Citrus Australia calls for tighter controls after canker scare

Top Stories
Citrus Australia calls for tighter controls after canker scare

The discovery of citrus canker in a Thai-origin shipment of kaffir lime leaves in Melbourne has alarmed Australia's industry, with a grower organization calling for tighter border controls.

Citrus Australia chair Tania Chapman told the Australian Broadcasting Corporation (ABC) the industry could not afford a case of the disease in producing areas, having been through a citrus canker outbreak in 2004 that cost growers more than AUD$100 million (US$102 million).

"Obviously the citrus industry having gone through a canker incident once already is absolutely horrified at the thought of having to do that again," she said.

"Whilst we’re of the belief these lime leaves will be staying in the metropolitan region, which is a good thing, it’s not good enough that’s actually able to get into our country in the first place.

"The threat is that if canker does make its way to the orchard that the orchardist has no control over it, because once it is in one tree to actually eradicate it all of the trees in that region have to be removed - that's how quickly it can destroy our industry."

Department of Agriculture border compliance division head Tim Chapman, told the broadcaster it would not be fair to say the leaves "slipped through the cracks".

"If you think that 2.5 million containers come into the country every year, the system relies to a large extent on the importer honestly declaring what they’re bringing into the country - there are penalties if they give false declarations," he said.

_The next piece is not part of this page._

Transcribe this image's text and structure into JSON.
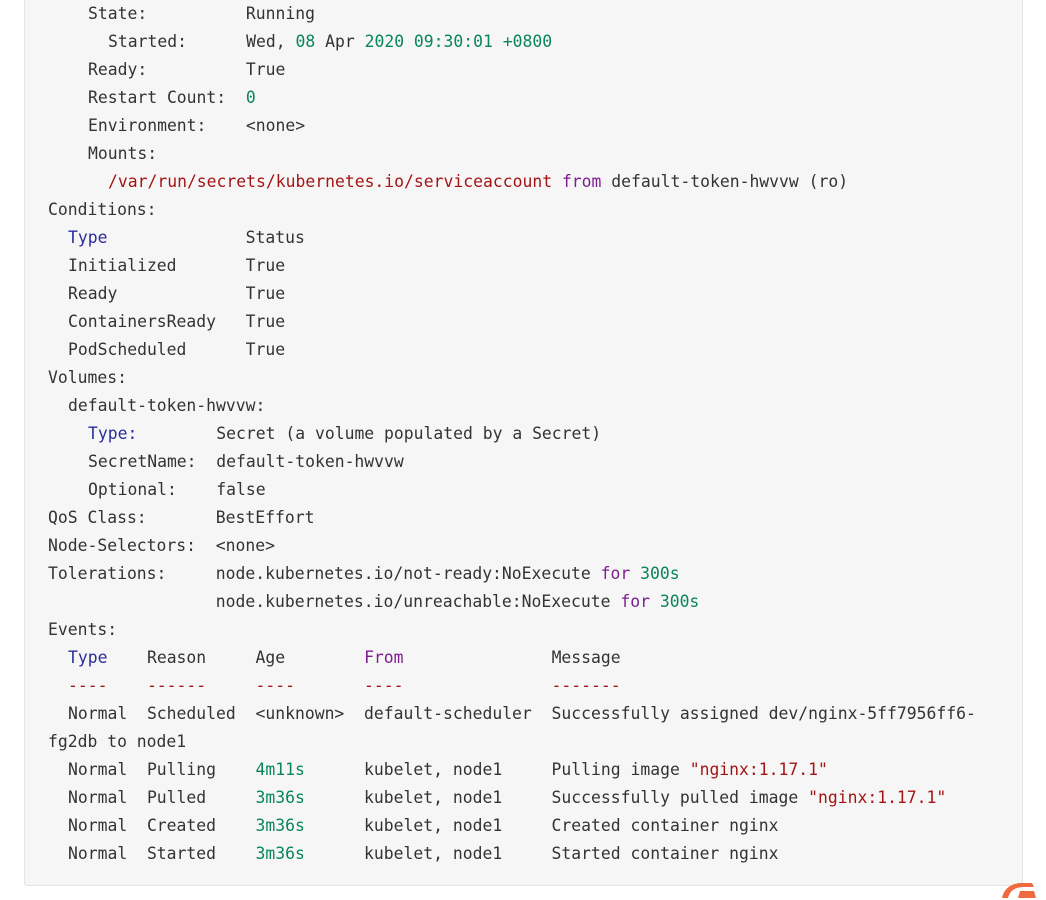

"This is stuff that wasn’t declared, and it’s absolutely impossible for us to search every single container. I think the other point too is these are leaves which were frozen and they’re coming in to go into cooking.

"They're quite different to seeds or other propagatable material, which was the cause of citrus canker in Emerald several years ago; someone actually brought in live plant cuttings with the intention of growing them.

Chapman said it was very unlikely the leaves were going to make contact with growing citrus leaves, but it was still very important to minimize the likelihood of people bringing products into Australia illegally.